My guess is this is where you got stuck (but this is a good reason it's helpful to include a bit more of what you've tried in posts). It's not immediately obvious what to do with this expression, since $f^{-i}(B) \cap A_i$ in general won't be the inverse image of anything.

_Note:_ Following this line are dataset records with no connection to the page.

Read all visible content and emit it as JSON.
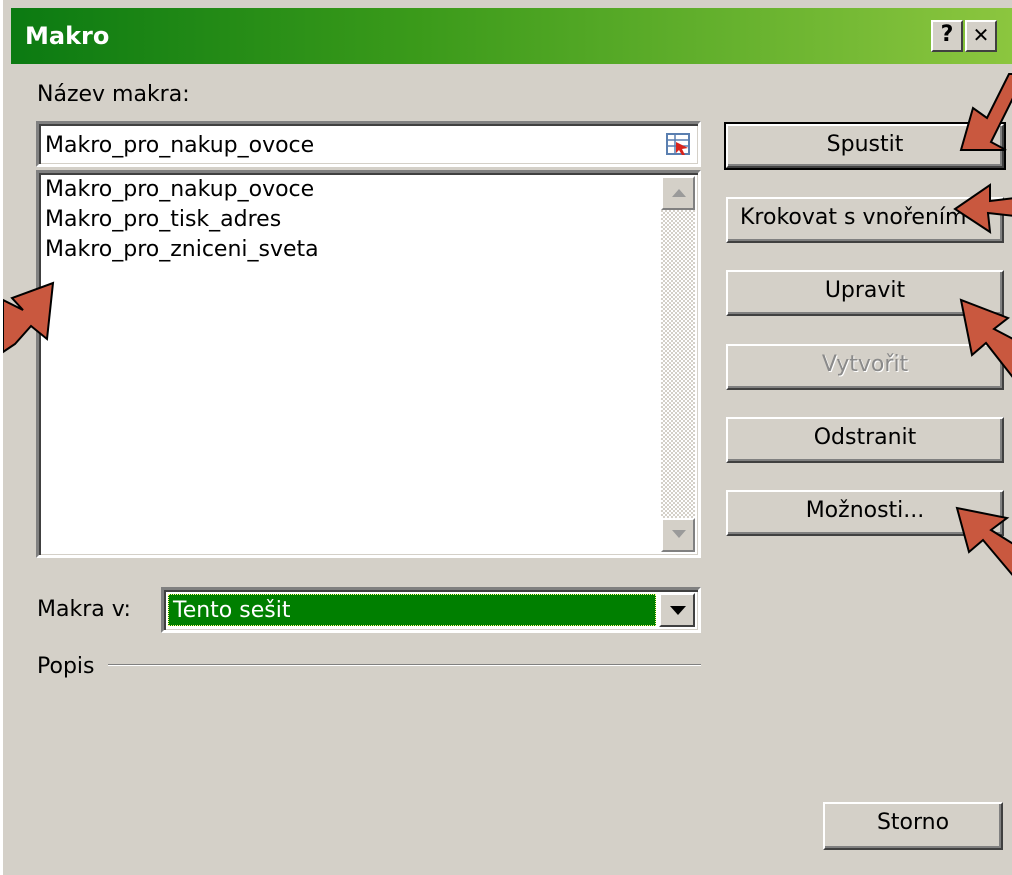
{
  "window": {
    "title": "Makro",
    "help_button": "?",
    "close_button": "✕"
  },
  "macro_name": {
    "label": "Název makra:",
    "value": "Makro_pro_nakup_ovoce"
  },
  "macro_list": {
    "items": [
      "Makro_pro_nakup_ovoce",
      "Makro_pro_tisk_adres",
      "Makro_pro_zniceni_sveta"
    ]
  },
  "buttons": {
    "run": "Spustit",
    "step_into": "Krokovat s vnořením",
    "edit": "Upravit",
    "create": "Vytvořit",
    "delete": "Odstranit",
    "options": "Možnosti...",
    "cancel": "Storno"
  },
  "macros_in": {
    "label": "Makra v:",
    "selected": "Tento sešit"
  },
  "description": {
    "label": "Popis"
  },
  "colors": {
    "title_gradient_start": "#0b7a12",
    "selection": "#007f00",
    "annotation_arrow": "#c9583f"
  }
}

In such cases it's important to be working with a concrete example, so that you can see better what's really going on. In this case (and many others in ergodic theory), the left shift on $\lbrace 0, 1 \rbrace^{\mathbb{N}}$ captures all the interesting behavior. Let $$ A = \lbrace (0, *, *, \cdots) \rbrace \qquad \text{and} \qquad B = \lbrace (0, 0, *, *, \cdots) \rbrace $$ where I'm writing $*$ to indicate elements of the sequence that can be either $0$ or $1$. Then the sets in our decomposition are \begin{align*} f^{-1}(B) \cap A_1 &= (0, 0, 0, *, *, \cdots) \\ f^{-2}(B) \cap A_2 &= (0, 1, 0, 0, *, *, \cdots) \\ f^{-3}(B) \cap A_3 &= (0, 1, 1, 0, 0, *, *, \cdots) \\ f^{-4}(B) \cap A_3 &= (0, 1, 1, 1, 0, 0, *, *, \cdots) \\ \end{align*} and so on. It certainly looks like these will add to $\mu(B)$ (which is what we want to show), and maybe you can begin to see a way of writing these that will make things tractable.

Does this give any thoughts? I'll supply a few progressive hints for if you continue to be stuck:

Note that you can write \begin{align*} A_i = A \cap f^{-1}(A^c) \cap \cdots \cap f^{-(i-1)}(A^c) \cap f^{-i}(A) = A \cap \bigcap_{k=1}^{i-1} f^{-k}(A^c) \cap f^{-i}(A) \end{align*}

It follows from this that:

\begin{align*} f^{-i}(B) \cap A_i = A \cap \bigcap_{k=1}^{i-1} f^{-k}(A^c) \cap f^{-i}(B) \end{align*}

The result now follows from a lemma, which looks like a mess but should be relatively clear from the above discussion:

For all measurable sets $B, A$, and all $n \geq 1$, \begin{align*} \mu(B) = \sum_{i = 1}^n \mu \Big( A \cap \bigcap_{k=1}^{i-1} f^{-k}(A^c) \cap f^{-i}(B) \Big) + \mu \Big( \bigcap_{i=0}^{n-1} f^{-i}(A^c) \cap f^{-n}(B) \Big) \end{align*} The proof is by induction; see for instance Lemma 6.15 in this book for an explicit writeup.